Ważnym etapem życia rybików jest również rozmnażanie. W czasie godów, samiec buduje z przędzy mały daszek, pod którym zostawia spermatofor. Samica wchodzi do środka, zatrzymuje się i wchłania kropelkę z nasieniem. Po wszystkim, zabiera się za składanie jajeczek. Tych jest około 20, a umieszcza je w różnych zakamarkach, najczęściej tam, gdzie młode rybiki będą miały najbliżej do pokarmu. I tuż po wylęgnięciu się, natychmiast ruszają w jego stronę. Rybiki to owady, które przechodzą rozwój prosty.
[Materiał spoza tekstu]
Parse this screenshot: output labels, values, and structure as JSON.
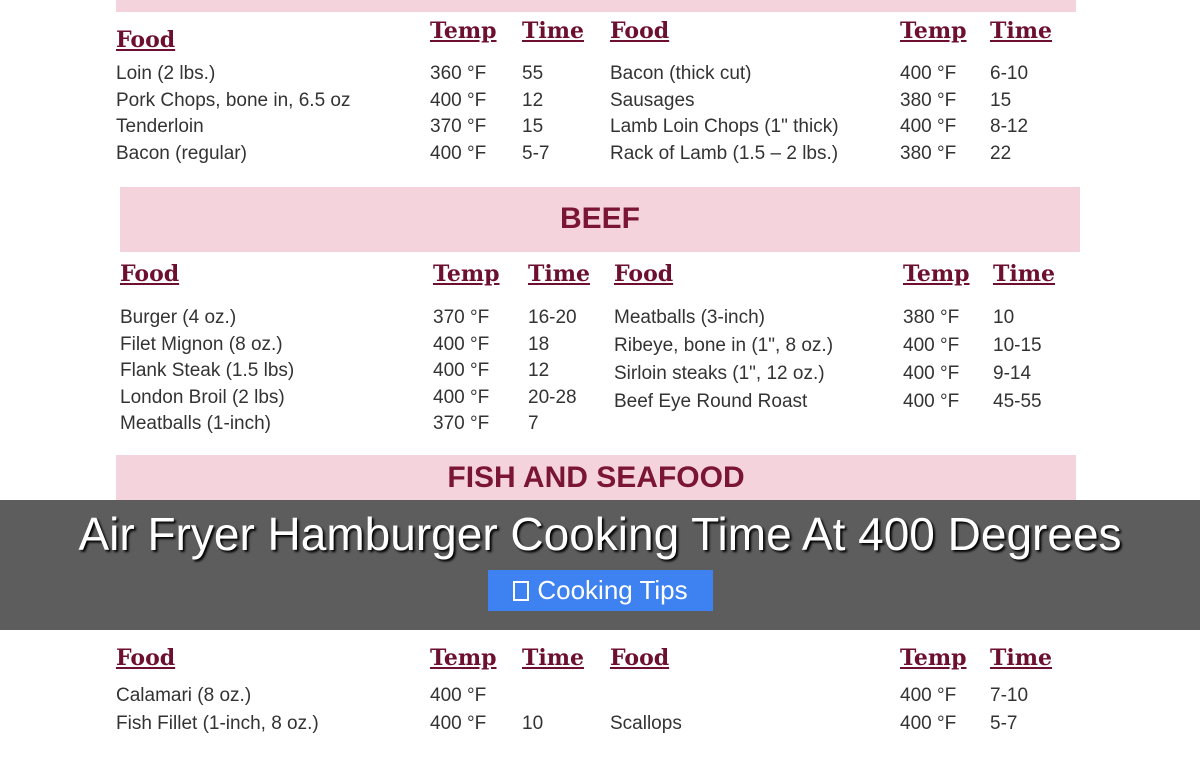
{
  "pork": {
    "headers": [
      "Food",
      "Temp",
      "Time"
    ],
    "left": [
      [
        "Loin (2 lbs.)",
        "360 °F",
        "55"
      ],
      [
        "Pork Chops, bone in, 6.5 oz",
        "400 °F",
        "12"
      ],
      [
        "Tenderloin",
        "370 °F",
        "15"
      ],
      [
        "Bacon (regular)",
        "400 °F",
        "5-7"
      ]
    ],
    "right": [
      [
        "Bacon (thick cut)",
        "400 °F",
        "6-10"
      ],
      [
        "Sausages",
        "380 °F",
        "15"
      ],
      [
        "Lamb Loin Chops (1\" thick)",
        "400 °F",
        "8-12"
      ],
      [
        "Rack of Lamb (1.5 – 2 lbs.)",
        "380 °F",
        "22"
      ]
    ]
  },
  "beef": {
    "title": "BEEF",
    "headers": [
      "Food",
      "Temp",
      "Time"
    ],
    "left": [
      [
        "Burger (4 oz.)",
        "370 °F",
        "16-20"
      ],
      [
        "Filet Mignon (8 oz.)",
        "400 °F",
        "18"
      ],
      [
        "Flank Steak (1.5 lbs)",
        "400 °F",
        "12"
      ],
      [
        "London Broil (2 lbs)",
        "400 °F",
        "20-28"
      ],
      [
        "Meatballs (1-inch)",
        "370 °F",
        "7"
      ]
    ],
    "right": [
      [
        "Meatballs (3-inch)",
        "380 °F",
        "10"
      ],
      [
        "Ribeye, bone in (1\", 8 oz.)",
        "400 °F",
        "10-15"
      ],
      [
        "Sirloin steaks (1\", 12 oz.)",
        "400 °F",
        "9-14"
      ],
      [
        "Beef Eye Round Roast",
        "400 °F",
        "45-55"
      ]
    ]
  },
  "fish": {
    "title": "FISH AND SEAFOOD",
    "headers": [
      "Food",
      "Temp",
      "Time"
    ],
    "left": [
      [
        "Calamari (8 oz.)",
        "400 °F",
        ""
      ],
      [
        "Fish Fillet (1-inch, 8 oz.)",
        "400 °F",
        "10"
      ]
    ],
    "right": [
      [
        "",
        "400 °F",
        "7-10"
      ],
      [
        "Scallops",
        "400 °F",
        "5-7"
      ]
    ]
  },
  "overlay": {
    "title": "Air Fryer Hamburger Cooking Time At 400 Degrees",
    "category_label": "Cooking Tips",
    "category_icon": "folder-icon",
    "accent": "#3d82f0"
  }
}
To oznacza, że nie ma u nich przeobrażeń, tak jak u owadów uskrzydlonych, a młode wyglądają dosłownie jak miniaturki dorosłych. Ich rozwój jest bardzo powolny. Dojrzałość płciową osiągają dopiero po 3 latach (jak na owady, to bardzo późno). Ogólnie rybiki żyją 4 lata, ale w sprzyjających warunkach (czyli jeśli coś lub ktoś ich nie zabije) mogą dożyć nawet 8 lat (co wśród owadów jest naprawdę wyjątkowe). Co jednak najciekawsze, rybiki rosną przez całe swoje życie, także wtedy, gdy są dorosłe (i wtedy również linieją). Jest to kolejna rzecz, typowa dla owadów pierwotnie bezskrzydłych, która różni je od tych uskrzydlonych.
Znaczenie dla człowieka
Przy okazji rybików pojawia się pytanie: są szkodnikami, czy też nie? Rybiki wprawdzie odżywiają się produktami spożywczymi, ale robią to w taki sposób, że nie zagrażają temu, co trzymamy w szafkach lub lodówce. Nie wchodzą również do cukiernicy czy pojemników z żywnością. Zdecydowanie bardziej wolą się trzymać podłogi, czy ewentualnie blatu, a odżywiają się tym, co sami po sobie pozostawimy. Na dodatek rybiki nie gryzą, ani też nie przenoszą żadnych chorób. Nie ma więc specjalnej potrzeby by je tępić, no chyba że pojawią się w jakiejś ekstremalnie dużej liczebności (czasami ma to miejsce w bibliotekach czy magazynach), wówczas można rozważyć ograniczenie ich liczebności. Jeśli natomiast występowanie ich w naszym domu ogranicza się do kilku, biegających po podłodze osobników, to najlepiej je po prostu zignorować, bez wszczynania niepotrzebnej paniki.